Transparency is the number one ingredient for a term sheet's success, which is why Chris and Atlassian published their recent term sheet publicly. They annotated the entire term sheet to close that gap between the knowledge of an M&A practitioner and an entrepreneur on a legal document.
It also serves as a stance that they don't plan to negotiate more, making the entire process more efficient. The more transparent you are, the more comfortable the seller would be, the faster you can finish the deal.
While you are trying to make the seller as comfortable as possible, you also need to be comfortable as the buyer. You need to protect yourself from possible risks that may occur during the deal. This is why Chris puts an indemnification clause and fraud clause around their term sheets.
"Indemnification is a mechanism by which we de-risk the transaction on our behalf. The seller will be responsible for their company before we buy it. Anything that happens that provides a risk to us, we will have the opportunity to go back and claim those dollars." - Chris Hecht.
Sellers are usually concerned with their employees too. It's good practice to put retentive mechanisms in your term sheet. Especially if you want the management team to join your company, you have to have an incentive program. But if you have plans on cutting off some of the employees, it's best to be upfront with it.
Not all deals go smoothly.
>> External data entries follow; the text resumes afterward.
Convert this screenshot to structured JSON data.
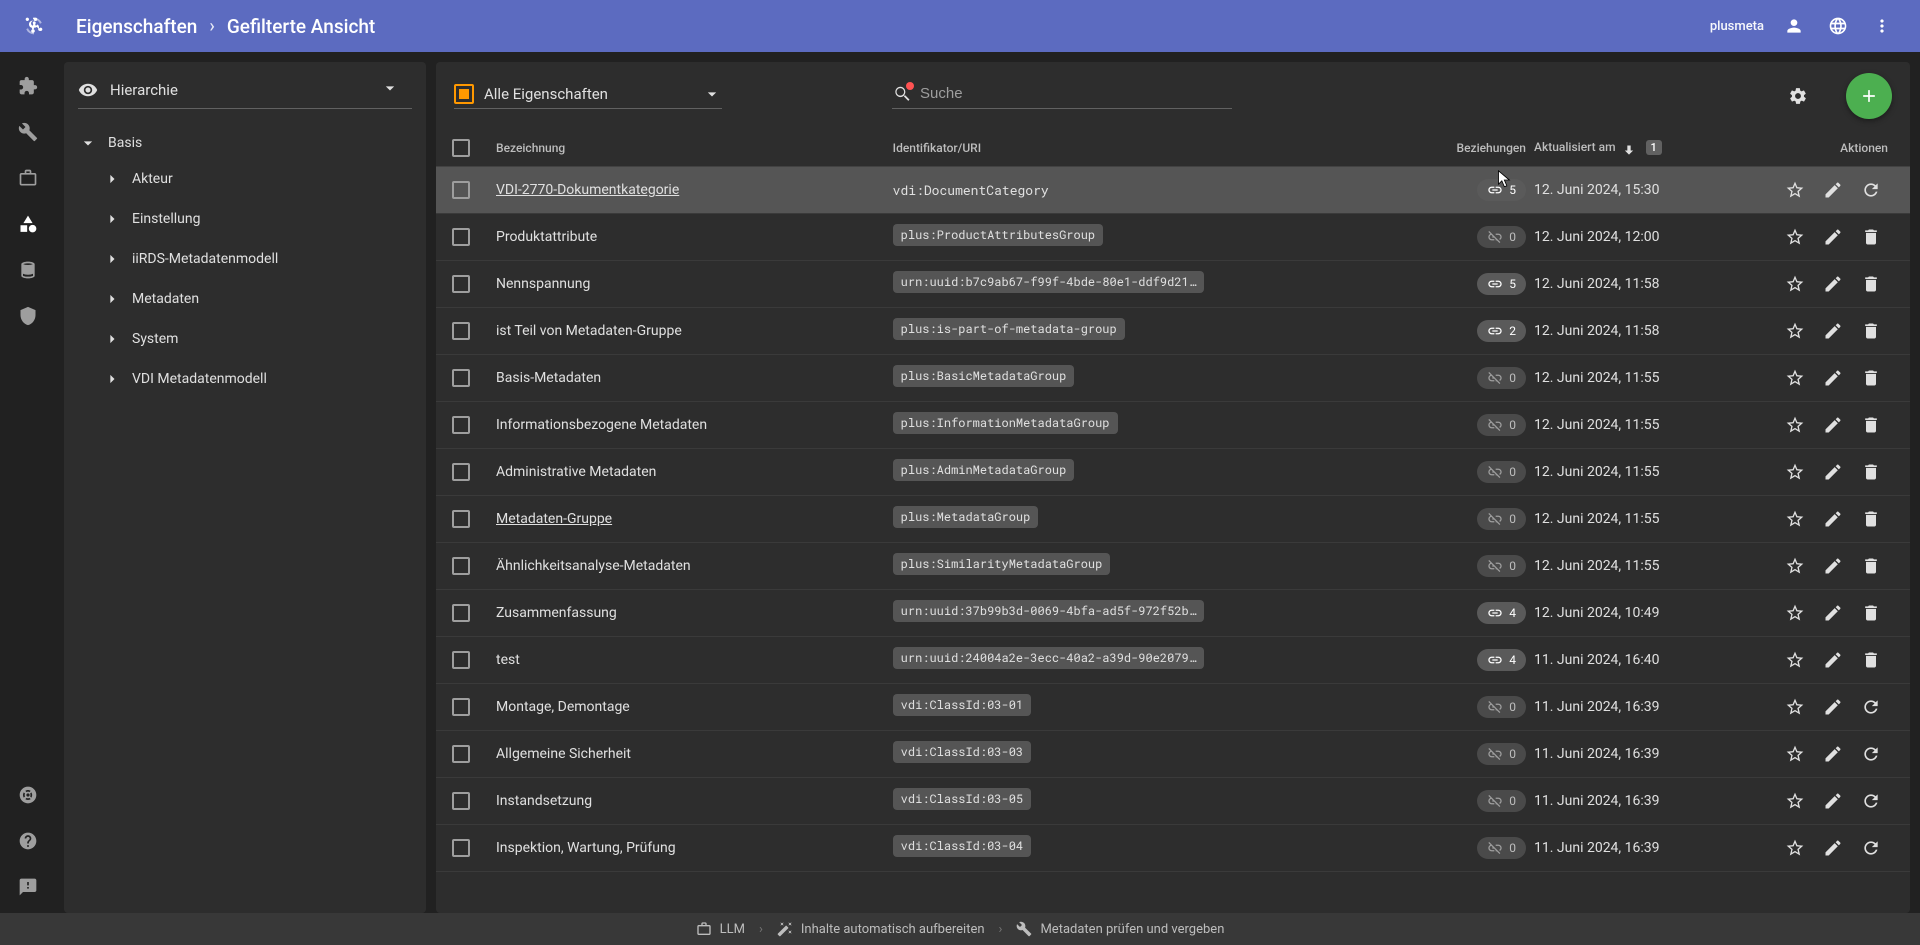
{
  "topbar": {
    "breadcrumb": [
      "Eigenschaften",
      "Gefilterte Ansicht"
    ],
    "user": "plusmeta"
  },
  "sidebar": {
    "view_mode": "Hierarchie",
    "root": "Basis",
    "items": [
      "Akteur",
      "Einstellung",
      "iiRDS-Metadatenmodell",
      "Metadaten",
      "System",
      "VDI Metadatenmodell"
    ]
  },
  "toolbar": {
    "filter_label": "Alle Eigenschaften",
    "search_placeholder": "Suche"
  },
  "columns": {
    "bez": "Bezeichnung",
    "id": "Identifikator/URI",
    "rel": "Beziehungen",
    "upd": "Aktualisiert am",
    "act": "Aktionen",
    "sort_index": "1"
  },
  "rows": [
    {
      "bez": "VDI-2770-Dokumentkategorie",
      "link": true,
      "id": "vdi:DocumentCategory",
      "chip": false,
      "rel": 5,
      "rel_on": true,
      "upd": "12. Juni 2024, 15:30",
      "third": "refresh",
      "hover": true
    },
    {
      "bez": "Produktattribute",
      "link": false,
      "id": "plus:ProductAttributesGroup",
      "chip": true,
      "rel": 0,
      "rel_on": false,
      "upd": "12. Juni 2024, 12:00",
      "third": "delete"
    },
    {
      "bez": "Nennspannung",
      "link": false,
      "id": "urn:uuid:b7c9ab67-f99f-4bde-80e1-ddf9d21…",
      "chip": true,
      "rel": 5,
      "rel_on": true,
      "upd": "12. Juni 2024, 11:58",
      "third": "delete"
    },
    {
      "bez": "ist Teil von Metadaten-Gruppe",
      "link": false,
      "id": "plus:is-part-of-metadata-group",
      "chip": true,
      "rel": 2,
      "rel_on": true,
      "upd": "12. Juni 2024, 11:58",
      "third": "delete"
    },
    {
      "bez": "Basis-Metadaten",
      "link": false,
      "id": "plus:BasicMetadataGroup",
      "chip": true,
      "rel": 0,
      "rel_on": false,
      "upd": "12. Juni 2024, 11:55",
      "third": "delete"
    },
    {
      "bez": "Informationsbezogene Metadaten",
      "link": false,
      "id": "plus:InformationMetadataGroup",
      "chip": true,
      "rel": 0,
      "rel_on": false,
      "upd": "12. Juni 2024, 11:55",
      "third": "delete"
    },
    {
      "bez": "Administrative Metadaten",
      "link": false,
      "id": "plus:AdminMetadataGroup",
      "chip": true,
      "rel": 0,
      "rel_on": false,
      "upd": "12. Juni 2024, 11:55",
      "third": "delete"
    },
    {
      "bez": "Metadaten-Gruppe",
      "link": true,
      "id": "plus:MetadataGroup",
      "chip": true,
      "rel": 0,
      "rel_on": false,
      "upd": "12. Juni 2024, 11:55",
      "third": "delete"
    },
    {
      "bez": "Ähnlichkeitsanalyse-Metadaten",
      "link": false,
      "id": "plus:SimilarityMetadataGroup",
      "chip": true,
      "rel": 0,
      "rel_on": false,
      "upd": "12. Juni 2024, 11:55",
      "third": "delete"
    },
    {
      "bez": "Zusammenfassung",
      "link": false,
      "id": "urn:uuid:37b99b3d-0069-4bfa-ad5f-972f52b…",
      "chip": true,
      "rel": 4,
      "rel_on": true,
      "upd": "12. Juni 2024, 10:49",
      "third": "delete"
    },
    {
      "bez": "test",
      "link": false,
      "id": "urn:uuid:24004a2e-3ecc-40a2-a39d-90e2079…",
      "chip": true,
      "rel": 4,
      "rel_on": true,
      "upd": "11. Juni 2024, 16:40",
      "third": "delete"
    },
    {
      "bez": "Montage, Demontage",
      "link": false,
      "id": "vdi:ClassId:03-01",
      "chip": true,
      "rel": 0,
      "rel_on": false,
      "upd": "11. Juni 2024, 16:39",
      "third": "refresh"
    },
    {
      "bez": "Allgemeine Sicherheit",
      "link": false,
      "id": "vdi:ClassId:03-03",
      "chip": true,
      "rel": 0,
      "rel_on": false,
      "upd": "11. Juni 2024, 16:39",
      "third": "refresh"
    },
    {
      "bez": "Instandsetzung",
      "link": false,
      "id": "vdi:ClassId:03-05",
      "chip": true,
      "rel": 0,
      "rel_on": false,
      "upd": "11. Juni 2024, 16:39",
      "third": "refresh"
    },
    {
      "bez": "Inspektion, Wartung, Prüfung",
      "link": false,
      "id": "vdi:ClassId:03-04",
      "chip": true,
      "rel": 0,
      "rel_on": false,
      "upd": "11. Juni 2024, 16:39",
      "third": "refresh"
    }
  ],
  "footer": {
    "items": [
      "LLM",
      "Inhalte automatisch aufbereiten",
      "Metadaten prüfen und vergeben"
    ]
  }
}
Sometimes, there are shady sellers that you need to watch out for. Some sellers are suspiciously focused on the small things that aren't supposed to matter. For instance, a highly focused seller on your fraud clause and is negotiating against it is a huge red flag. It shouldn't matter unless he is expecting that you would catch something fraudulent.
You need to balance having a good lawyer and not losing sight of the deal rationale. While you are protecting yourself, make sure that you argue for the things that matter in the deal. Don't get caught up with the noise and the little things that can ruin the deal.
"If you can't get alignment from a valuation perspective, it's not worth pursuing a deal." - Chris Hecht.
From Chris' experience, once they have agreed on valuation, they almost always get the deal done. Except for those sellers that are a bit shady and are showing red flags. But aside from that, the purchase price is one of the biggest considerations for closing a deal. Ensure that both parties are aligned in getting what they want so the deal can be a lot smoother.
Negotiating a term sheet can be difficult if both parties are not aligned on the things that matter in a deal. But if both parties are transparent in what they want and are willing to discuss it upfront, the negotiations will be a lot smoother, and the deal will be faster. Just watch out for red flags and protect yourself in case things go sideways.